Dig Night
ちょっと良すぎてわかんない

個人的な思想と合致しすぎて全然正当な評価ができず、なにをどう書いたらいいのか全然わからない。そもそも正当な評価なんてこれまでもする気あったのか?
第一印象悪くて話下手で、ぎりぎり社会の端っこにぶら下がってる友人が、そんな状態でも自分のことを気にかけて話しかけてくれているような、そんなゲームだった。
なので、まず序盤の印象から言うと、正直ろくなことが無い。
誰かの病的な妄想が現実を侵食する「肉体分裂症」なるものが当たり前のものになった世界。曖昧で不穏な見た目の(完全にチンポじゃん!ってのもいるけど)、妄想の具現化である「ゴースト」が夜の街を跋扈している。サイコロジカルホラーのベタみたいな設定だがパロディのような雰囲気もない。戦闘バランスもめちゃくちゃ。雑魚敵やボスも、なんの前触れもなく即死級の攻撃を打ってくる。属性による三すくみ要素もあるが、属性操作できるアイテムは序盤では金がなく満足に使えない。
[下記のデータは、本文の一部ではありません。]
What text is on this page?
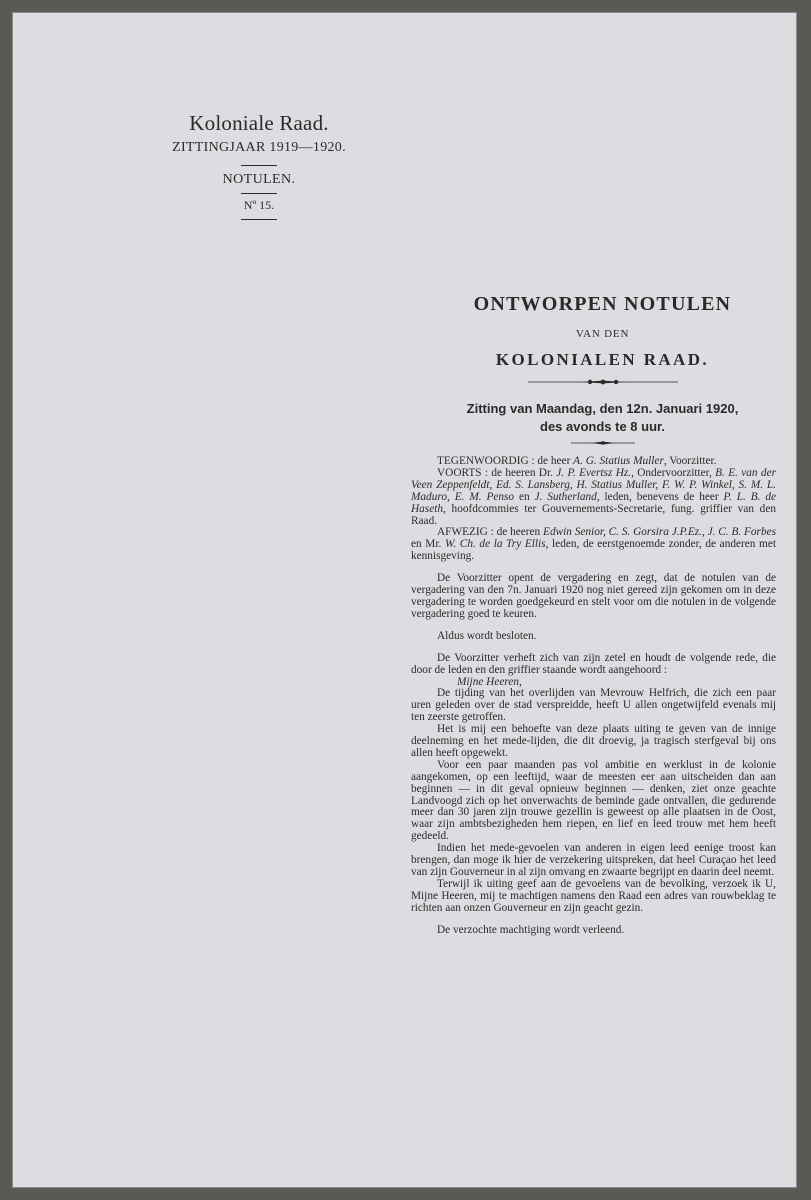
Koloniale Raad.
ZITTINGJAAR 1919—1920.
NOTULEN.
Nº 15.
ONTWORPEN NOTULEN
VAN DEN
KOLONIALEN RAAD.
Zitting van Maandag, den 12n. Januari 1920,
des avonds te 8 uur.

TEGENWOORDIG : de heer A. G. Statius Muller, Voorzitter.

VOORTS : de heeren Dr. J. P. Evertsz Hz., Ondervoorzitter, B. E. van der Veen Zeppenfeldt, Ed. S. Lansberg, H. Statius Muller, F. W. P. Winkel, S. M. L. Maduro, E. M. Penso en J. Sutherland, leden, benevens de heer P. L. B. de Haseth, hoofdcommies ter Gouvernements-Secretarie, fung. griffier van den Raad.

AFWEZIG : de heeren Edwin Senior, C. S. Gorsira J.P.Ez., J. C. B. Forbes en Mr. W. Ch. de la Try Ellis, leden, de eerstgenoemde zonder, de anderen met kennisgeving.

De Voorzitter opent de vergadering en zegt, dat de notulen van de vergadering van den 7n. Januari 1920 nog niet gereed zijn gekomen om in deze vergadering te worden goedgekeurd en stelt voor om die notulen in de volgende vergadering goed te keuren.

Aldus wordt besloten.

De Voorzitter verheft zich van zijn zetel en houdt de volgende rede, die door de leden en den griffier staande wordt aangehoord :

Mijne Heeren,

De tijding van het overlijden van Mevrouw Helfrich, die zich een paar uren geleden over de stad verspreidde, heeft U allen ongetwijfeld evenals mij ten zeerste getroffen.

Het is mij een behoefte van deze plaats uiting te geven van de innige deelneming en het mede-lijden, die dit droevig, ja tragisch sterfgeval bij ons allen heeft opgewekt.

Voor een paar maanden pas vol ambitie en werklust in de kolonie aangekomen, op een leeftijd, waar de meesten eer aan uitscheiden dan aan beginnen — in dit geval opnieuw beginnen — denken, ziet onze geachte Landvoogd zich op het onverwachts de beminde gade ontvallen, die gedurende meer dan 30 jaren zijn trouwe gezellin is geweest op alle plaatsen in de Oost, waar zijn ambtsbezigheden hem riepen, en lief en leed trouw met hem heeft gedeeld.

Indien het mede-gevoelen van anderen in eigen leed eenige troost kan brengen, dan moge ik hier de verzekering uitspreken, dat heel Curaçao het leed van zijn Gouverneur in al zijn omvang en zwaarte begrijpt en daarin deel neemt.

Terwijl ik uiting geef aan de gevoelens van de bevolking, verzoek ik U, Mijne Heeren, mij te machtigen namens den Raad een adres van rouwbeklag te richten aan onzen Gouverneur en zijn geacht gezin.

De verzochte machtiging wordt verleend.
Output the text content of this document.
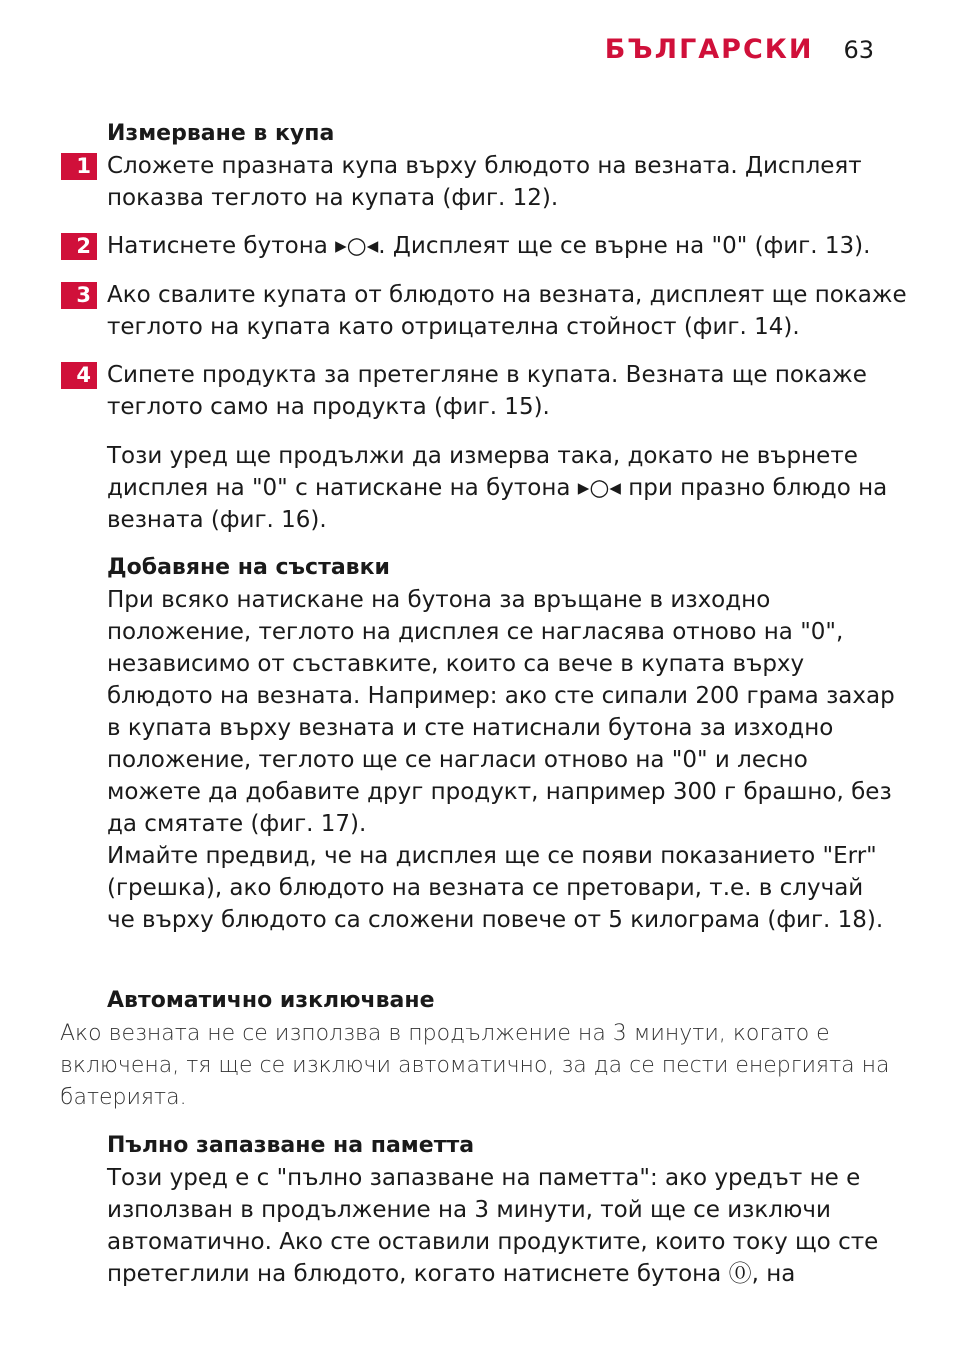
БЪЛГАРСКИ 63
Измерване в купа
1 Сложете празната купа върху блюдото на везната. Дисплеят показва теглото на купата (фиг. 12).
2 Натиснете бутона ▸○◂. Дисплеят ще се върне на "0" (фиг. 13).
3 Ако свалите купата от блюдото на везната, дисплеят ще покаже теглото на купата като отрицателна стойност (фиг. 14).
4 Сипете продукта за претегляне в купата. Везната ще покаже теглото само на продукта (фиг. 15).

Този уред ще продължи да измерва така, докато не върнете дисплея на "0" с натискане на бутона ▸○◂ при празно блюдо на везната (фиг. 16).

Добавяне на съставки

При всяко натискане на бутона за връщане в изходно положение, теглото на дисплея се нагласява отново на "0", независимо от съставките, които са вече в купата върху блюдото на везната. Например: ако сте сипали 200 грама захар в купата върху везната и сте натиснали бутона за изходно положение, теглото ще се нагласи отново на "0" и лесно можете да добавите друг продукт, например 300 г брашно, без да смятате (фиг. 17).

Имайте предвид, че на дисплея ще се появи показанието "Err" (грешка), ако блюдото на везната се претовари, т.е. в случай че върху блюдото са сложени повече от 5 килограма (фиг. 18).

Автоматично изключване
Ако везната не се използва в продължение на 3 минути, когато е включена, тя ще се изключи автоматично, за да се пести енергията на батерията.
Пълно запазване на паметта

Този уред е с "пълно запазване на паметта": ако уредът не е използван в продължение на 3 минути, той ще се изключи автоматично. Ако сте оставили продуктите, които току що сте претеглили на блюдото, когато натиснете бутона ⓪, на
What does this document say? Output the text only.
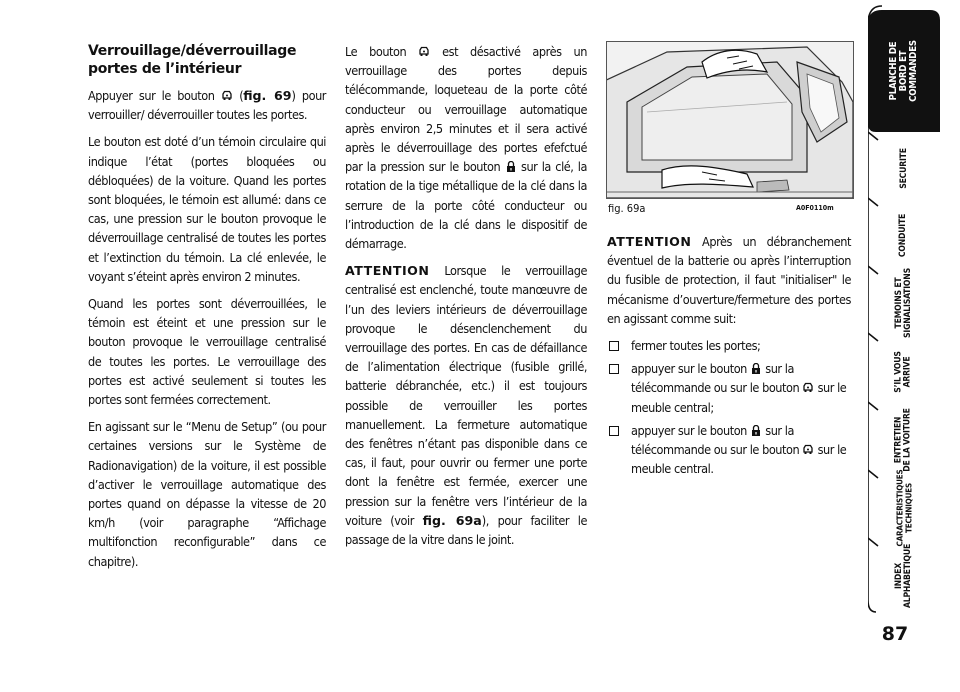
Verrouillage/déverrouillage portes de l’intérieur

Appuyer sur le bouton (fig. 69) pour verrouiller/ déverrouiller toutes les portes.

Le bouton est doté d’un témoin circulaire qui indique l’état (portes bloquées ou débloquées) de la voiture. Quand les portes sont bloquées, le témoin est allumé: dans ce cas, une pression sur le bouton provoque le déverrouillage centralisé de toutes les portes et l’extinction du témoin. La clé enlevée, le voyant s’éteint après environ 2 minutes.

Quand les portes sont déverrouillées, le témoin est éteint et une pression sur le bouton provoque le verrouillage centralisé de toutes les portes. Le verrouillage des portes est activé seulement si toutes les portes sont fermées correctement.

En agissant sur le “Menu de Setup” (ou pour certaines versions sur le Système de Radionavigation) de la voiture, il est possible d’activer le verrouillage automatique des portes quand on dépasse la vitesse de 20 km/h (voir paragraphe “Affichage multifonction reconfigurable” dans ce chapitre).

Le bouton	est désactivé après un verrouillage des portes depuis télécommande, loqueteau de la porte côté conducteur ou verrouillage automatique après environ 2,5 minutes et il sera activé après le déverrouillage des portes efefctué par la pression sur le bouton sur la clé, la rotation de la tige métallique de la clé dans la serrure de la porte côté conducteur ou l’introduction de la clé dans le dispositif de démarrage.

ATTENTION Lorsque le verrouillage centralisé est enclenché, toute manœuvre de l’un des leviers intérieurs de déverrouillage provoque le désenclenchement du verrouillage des portes. En cas de défaillance de l’alimentation électrique (fusible grillé, batterie débranchée, etc.) il est toujours possible de verrouiller les portes manuellement. La fermeture automatique des fenêtres n’étant pas disponible dans ce cas, il faut, pour ouvrir ou fermer une porte dont la fenêtre est fermée, exercer une pression sur la fenêtre vers l’intérieur de la voiture (voir fig. 69a), pour faciliter le passage de la vitre dans le joint.

fig. 69a	A0F0110m

ATTENTION Après un débranchement éventuel de la batterie ou après l’interruption du fusible de protection, il faut "initialiser" le mécanisme d’ouverture/fermeture des portes en agissant comme suit:

fermer toutes les portes;
appuyer sur le bouton sur la télécommande ou sur le bouton sur le meuble central;
appuyer sur le bouton sur la télécommande ou sur le bouton sur le meuble central.
PLANCHE DE BORD ET COMMANDES
SECURITE
CONDUITE
TEMOINS ET SIGNALISATIONS
S’IL VOUS ARRIVE
ENTRETIEN DE LA VOITURE
CARACTERISTIQUES TECHNIQUES
INDEX ALPHABETIQUE
87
ゲーセンやバイトのどうでもいいミニゲームの繰り返しで金を稼ぐしかない。ダンジョン内の謎解きも本当に十年前のRPGツクール製のゲームからそのままやってきたような代物。
それでも、リカルドや深夜の町の住人たちの、息継ぎを感じるリアルなテンポのセリフにどうしようもなく人間を感じる。このゲームの魅力がそこに残っているような気がして縋るような思いでプレイし続けた。
3日目が終わるまではそんな印象だった。正直やってて悪い意味でずっと不安だった。
4日目になると、これまでのルーティンから外れ、レオナルドの肉体分裂症が悪化した影響で侵食された自分の家を探索する。ここでリカルドの正体やレオナルドが抱えていた問題についてはっきりと提示される。
正直、レオナルドが抱えていた具体的な問題についてはどうでも良かった。それよりも発生した症状との向き合い方が具体的で共感するところが多かった。そしてこの向き合い方を擬人化した存在が「リカルド」としてずっと描かれていたのかと、勝手に思い込んでいる。
3日目までの「病体」たちもそれぞれ家族、職場、プライベートで問題を抱えていて、レオナルドと共通する部分も多い。RPGのダンジョンとして表現された彼らの妄想に、リカルドあるいはプレイヤーは、渋い顔しながら無視せず向き合って、仕事だからと力ずくで病院へと連れていく。現実を否定して怒り続けるアリス、全てをあきらめ一人の世界にこもるジョン、神のような存在に救いを求めたクレマン。客観的にレオナルドの状況を見たようなリカルドはクレマンに対して共感するような笑みを見せる。
ノアに対して無責任にも悪態をつくリカルドは、こんな思いをしなくたって普通に生きていけてる人間がいくらでもいるのに、なんで自分だけ気を使ってなくちゃいけないのか、という自助のバカらしさに対する反動かもしれない。社会的な役割から逃れられないレオナルドではありえない行動だろう。
「無責任」な人格を作り出して自身の疾患や社会と向き合うという一見おかしいアプローチが、リカルドの奇妙な魅力によって不思議と有効な方法に見えてくる。こうしたアプローチに画一的な正解はないが、それぞれ合った手法があるはずと背中を押してくれているようだった。精神疾患をテーマにしたゲームで、快方イメージにまで触れているゲームは、自分の管見だけど珍しい気がする。こういうゲームがもっと増えたらうれしい。
色々とめどがついた後、朝の街並みを歩いているときの雰囲気が特に好きだった。ラスボスを倒して平和になった後の世界を歩いているみたいだけど、実際に変わったのは時刻だけ。これまで夜の姿しか見ずに勝手にさびれた街に見えていたプレイヤーに対して「いや、お前が勝手にくたびれてただけで、全然みんな息してたんだよ」と言われているようだった。
はっきり言われたらイラっとすることを、暗示的に、かつちょっとのユーモアを添えて指摘してくれている感じ。自分には過ぎた友達に気にかけてもらって、背筋が伸びる思いだった。
- もっと書きたいことがある気もするけど、まだあまり考えがまとまってない。後から書き足すかも。